Monday’s ruling blocked the requirement pending the outcome of the lawsuit.
“The Court finds that implementation of the Act and its abatement provisions at this late date results in disruption of the electoral process, risks misleading voters, and potentially compromises the integrity of the August 3, 2019 general election. 2023 in Davidson County,” the judges wrote.
Attorney General Jonathan Skrmetti’s office is defending the state against the lawsuit. His spokeswoman, Elizabeth Lane, said the office is still reviewing the decision.
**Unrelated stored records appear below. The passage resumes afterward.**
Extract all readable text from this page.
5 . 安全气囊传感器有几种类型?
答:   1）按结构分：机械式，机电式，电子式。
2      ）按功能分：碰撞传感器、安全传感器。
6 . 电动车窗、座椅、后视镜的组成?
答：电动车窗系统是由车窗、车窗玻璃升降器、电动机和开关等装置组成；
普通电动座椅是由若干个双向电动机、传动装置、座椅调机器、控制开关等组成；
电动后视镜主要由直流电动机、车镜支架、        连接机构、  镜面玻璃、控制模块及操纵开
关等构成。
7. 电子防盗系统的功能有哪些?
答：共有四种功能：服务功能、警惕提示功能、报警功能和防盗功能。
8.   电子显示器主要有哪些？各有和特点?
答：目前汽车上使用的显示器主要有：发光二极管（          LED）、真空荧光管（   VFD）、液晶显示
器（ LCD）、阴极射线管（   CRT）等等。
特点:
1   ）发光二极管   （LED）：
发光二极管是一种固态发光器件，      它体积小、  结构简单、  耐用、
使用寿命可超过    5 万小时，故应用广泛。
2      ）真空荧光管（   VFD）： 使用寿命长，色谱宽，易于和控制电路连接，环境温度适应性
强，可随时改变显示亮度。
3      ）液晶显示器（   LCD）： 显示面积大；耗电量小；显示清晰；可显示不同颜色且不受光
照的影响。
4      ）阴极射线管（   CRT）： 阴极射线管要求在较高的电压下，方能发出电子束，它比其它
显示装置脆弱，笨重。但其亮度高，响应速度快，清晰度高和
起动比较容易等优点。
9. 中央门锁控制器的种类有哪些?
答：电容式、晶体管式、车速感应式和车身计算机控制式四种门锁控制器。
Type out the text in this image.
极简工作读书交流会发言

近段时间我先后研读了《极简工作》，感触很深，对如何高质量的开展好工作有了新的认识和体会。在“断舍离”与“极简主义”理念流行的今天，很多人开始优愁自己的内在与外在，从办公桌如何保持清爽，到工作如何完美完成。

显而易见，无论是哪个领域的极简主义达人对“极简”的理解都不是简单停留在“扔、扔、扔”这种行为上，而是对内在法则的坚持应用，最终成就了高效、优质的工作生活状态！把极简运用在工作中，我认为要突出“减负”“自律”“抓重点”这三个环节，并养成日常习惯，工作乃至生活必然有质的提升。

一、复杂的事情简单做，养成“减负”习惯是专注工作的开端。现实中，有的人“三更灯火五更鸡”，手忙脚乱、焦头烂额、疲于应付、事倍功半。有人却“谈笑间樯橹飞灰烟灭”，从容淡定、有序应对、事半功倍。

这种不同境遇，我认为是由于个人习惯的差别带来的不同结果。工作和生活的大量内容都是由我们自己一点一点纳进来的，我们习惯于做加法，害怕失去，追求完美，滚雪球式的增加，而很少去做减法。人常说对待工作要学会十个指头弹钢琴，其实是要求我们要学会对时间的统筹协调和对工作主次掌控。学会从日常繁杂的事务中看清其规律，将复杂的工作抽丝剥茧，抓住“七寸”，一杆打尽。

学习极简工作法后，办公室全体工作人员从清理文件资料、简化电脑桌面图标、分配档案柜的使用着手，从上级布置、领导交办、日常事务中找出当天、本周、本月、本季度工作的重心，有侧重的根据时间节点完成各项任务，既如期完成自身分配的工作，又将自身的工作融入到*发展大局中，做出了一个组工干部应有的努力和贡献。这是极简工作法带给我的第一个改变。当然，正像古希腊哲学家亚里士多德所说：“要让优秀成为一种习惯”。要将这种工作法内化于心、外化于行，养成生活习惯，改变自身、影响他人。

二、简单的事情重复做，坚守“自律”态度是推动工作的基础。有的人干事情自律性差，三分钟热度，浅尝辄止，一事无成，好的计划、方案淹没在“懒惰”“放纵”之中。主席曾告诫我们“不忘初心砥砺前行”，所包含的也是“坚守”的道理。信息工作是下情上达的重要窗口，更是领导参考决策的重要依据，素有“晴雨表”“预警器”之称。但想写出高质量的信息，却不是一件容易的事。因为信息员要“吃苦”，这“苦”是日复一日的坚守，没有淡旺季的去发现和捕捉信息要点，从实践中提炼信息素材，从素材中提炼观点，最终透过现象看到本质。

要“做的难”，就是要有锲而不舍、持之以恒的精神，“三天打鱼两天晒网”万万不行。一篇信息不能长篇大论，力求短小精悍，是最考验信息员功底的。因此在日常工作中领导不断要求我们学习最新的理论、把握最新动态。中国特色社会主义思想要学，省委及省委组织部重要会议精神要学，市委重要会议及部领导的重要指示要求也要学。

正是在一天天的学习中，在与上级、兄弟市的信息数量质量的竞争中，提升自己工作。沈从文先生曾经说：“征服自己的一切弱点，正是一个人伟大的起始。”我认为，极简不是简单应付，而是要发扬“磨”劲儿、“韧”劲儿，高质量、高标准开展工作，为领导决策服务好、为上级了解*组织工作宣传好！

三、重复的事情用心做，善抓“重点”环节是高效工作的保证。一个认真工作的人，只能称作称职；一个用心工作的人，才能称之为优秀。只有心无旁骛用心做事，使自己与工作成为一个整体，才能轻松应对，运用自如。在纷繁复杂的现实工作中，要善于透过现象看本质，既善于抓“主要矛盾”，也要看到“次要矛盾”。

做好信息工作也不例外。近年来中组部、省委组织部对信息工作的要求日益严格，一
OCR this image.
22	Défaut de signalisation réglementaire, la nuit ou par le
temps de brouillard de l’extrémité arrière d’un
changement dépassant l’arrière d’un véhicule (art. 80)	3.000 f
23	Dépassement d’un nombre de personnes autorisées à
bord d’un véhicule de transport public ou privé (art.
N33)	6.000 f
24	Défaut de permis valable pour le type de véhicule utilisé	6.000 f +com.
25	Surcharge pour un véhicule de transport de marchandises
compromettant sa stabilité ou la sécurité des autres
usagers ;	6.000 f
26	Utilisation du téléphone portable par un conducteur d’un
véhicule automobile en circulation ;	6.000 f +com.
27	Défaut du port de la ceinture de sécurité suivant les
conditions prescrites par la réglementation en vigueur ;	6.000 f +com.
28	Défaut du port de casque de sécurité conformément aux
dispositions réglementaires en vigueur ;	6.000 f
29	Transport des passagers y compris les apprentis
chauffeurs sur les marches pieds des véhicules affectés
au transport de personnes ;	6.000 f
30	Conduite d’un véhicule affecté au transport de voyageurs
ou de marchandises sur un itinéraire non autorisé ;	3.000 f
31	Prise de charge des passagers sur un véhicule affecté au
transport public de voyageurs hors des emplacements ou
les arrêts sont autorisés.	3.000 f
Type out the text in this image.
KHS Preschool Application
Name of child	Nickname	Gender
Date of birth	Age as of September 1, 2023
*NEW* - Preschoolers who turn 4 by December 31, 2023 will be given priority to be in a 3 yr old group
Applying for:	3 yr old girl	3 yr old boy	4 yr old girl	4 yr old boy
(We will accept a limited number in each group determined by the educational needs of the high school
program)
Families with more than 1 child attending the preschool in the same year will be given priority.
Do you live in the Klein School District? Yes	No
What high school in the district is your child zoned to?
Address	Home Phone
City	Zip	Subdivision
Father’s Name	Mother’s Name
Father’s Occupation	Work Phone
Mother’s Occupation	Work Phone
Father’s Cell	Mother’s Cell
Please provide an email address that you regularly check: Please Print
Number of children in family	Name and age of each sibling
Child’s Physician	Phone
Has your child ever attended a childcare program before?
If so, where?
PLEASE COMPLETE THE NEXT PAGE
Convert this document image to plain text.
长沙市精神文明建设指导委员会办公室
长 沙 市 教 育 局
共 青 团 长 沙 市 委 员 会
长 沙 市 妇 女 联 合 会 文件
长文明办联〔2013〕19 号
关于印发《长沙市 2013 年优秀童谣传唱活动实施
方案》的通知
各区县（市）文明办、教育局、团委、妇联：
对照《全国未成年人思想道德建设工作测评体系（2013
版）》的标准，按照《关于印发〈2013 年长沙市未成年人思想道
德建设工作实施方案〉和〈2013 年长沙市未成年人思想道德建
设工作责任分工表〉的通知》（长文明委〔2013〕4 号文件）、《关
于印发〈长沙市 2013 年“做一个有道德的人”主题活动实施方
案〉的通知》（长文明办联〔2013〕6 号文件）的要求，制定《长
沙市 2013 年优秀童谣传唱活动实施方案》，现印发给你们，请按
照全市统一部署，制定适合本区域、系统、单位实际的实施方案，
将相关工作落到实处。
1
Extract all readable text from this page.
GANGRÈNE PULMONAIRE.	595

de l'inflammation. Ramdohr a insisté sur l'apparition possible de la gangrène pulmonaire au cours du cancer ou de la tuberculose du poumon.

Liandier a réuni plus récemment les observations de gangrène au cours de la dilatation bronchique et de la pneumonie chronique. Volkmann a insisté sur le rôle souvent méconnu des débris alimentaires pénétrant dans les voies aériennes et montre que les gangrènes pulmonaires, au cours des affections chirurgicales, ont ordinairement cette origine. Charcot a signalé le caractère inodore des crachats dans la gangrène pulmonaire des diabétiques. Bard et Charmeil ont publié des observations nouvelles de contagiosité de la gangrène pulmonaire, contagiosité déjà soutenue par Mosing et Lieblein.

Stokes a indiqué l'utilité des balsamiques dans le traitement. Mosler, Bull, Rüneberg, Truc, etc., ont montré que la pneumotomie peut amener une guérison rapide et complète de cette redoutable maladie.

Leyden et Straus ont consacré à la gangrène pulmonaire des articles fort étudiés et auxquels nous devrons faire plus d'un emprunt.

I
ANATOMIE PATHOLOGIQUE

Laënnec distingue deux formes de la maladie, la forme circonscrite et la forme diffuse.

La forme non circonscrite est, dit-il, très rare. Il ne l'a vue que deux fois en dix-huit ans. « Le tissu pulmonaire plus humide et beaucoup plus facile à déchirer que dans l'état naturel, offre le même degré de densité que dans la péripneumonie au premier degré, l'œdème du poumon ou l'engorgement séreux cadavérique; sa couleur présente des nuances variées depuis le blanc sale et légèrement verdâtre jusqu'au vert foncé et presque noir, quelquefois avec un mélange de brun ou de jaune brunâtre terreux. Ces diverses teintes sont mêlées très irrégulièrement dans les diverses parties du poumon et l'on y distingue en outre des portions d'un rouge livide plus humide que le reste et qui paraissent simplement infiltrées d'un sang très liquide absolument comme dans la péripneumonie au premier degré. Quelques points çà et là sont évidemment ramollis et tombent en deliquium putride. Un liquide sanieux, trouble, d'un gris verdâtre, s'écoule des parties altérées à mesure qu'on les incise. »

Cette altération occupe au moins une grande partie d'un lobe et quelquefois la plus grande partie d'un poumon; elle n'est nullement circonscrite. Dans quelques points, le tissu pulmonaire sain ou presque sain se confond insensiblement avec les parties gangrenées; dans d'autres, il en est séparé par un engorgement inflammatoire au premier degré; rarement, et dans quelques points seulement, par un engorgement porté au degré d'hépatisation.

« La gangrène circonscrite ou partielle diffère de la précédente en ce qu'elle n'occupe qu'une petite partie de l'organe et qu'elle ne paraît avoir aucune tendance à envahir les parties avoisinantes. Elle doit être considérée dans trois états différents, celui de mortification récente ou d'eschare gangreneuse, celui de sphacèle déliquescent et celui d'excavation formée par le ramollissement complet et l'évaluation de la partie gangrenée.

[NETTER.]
Wally Dietz, legal director for Nashville city and county government, which is seeking to strike down the new law, said in a statement that Nashville officials are «grateful that the court has issued an injunction based on its unanimous finding of that Metro is likely to succeed in our assertion that the Legislature violated the Constitution by changing the rules just for Metro in the middle of an election.»
State law, which only applies to city or county governments, would reduce Nashville’s combined council to 20 people. No other city or county government in Tennessee has more than that.
If a metropolitan government is unable to make the changes in time for the next election, the terms of current members are supposed to be extended by one year to accommodate the changes, and the next four-year term would be reduced to three. The electoral cycle would then return to once every four years.
City officials have said the scheme violates the state Constitution.
A quarter of Nashville council seats are held by black members, half by women, and five members who identify as LGBTQ+.
The GOP-dominated Tennessee House of Representatives passed the law halving the number of seats earlier this year, one of many proposals Republicans have tabled to change Nashville’s politics.
A bill would have renamed a portion of Nashville Rep. John Lewis Way to Trump Boulevard. Since then, that legislation has skyrocketed over the year. Another measure would reconfigure police oversight boards in Tennessee and a third would prevent cities from using public funds to reimburse female employees who travel out of state for abortions. Tennessee’s abortion ban is one of the strictest in the country. Some limited exceptions are awaiting the Governor’s signature.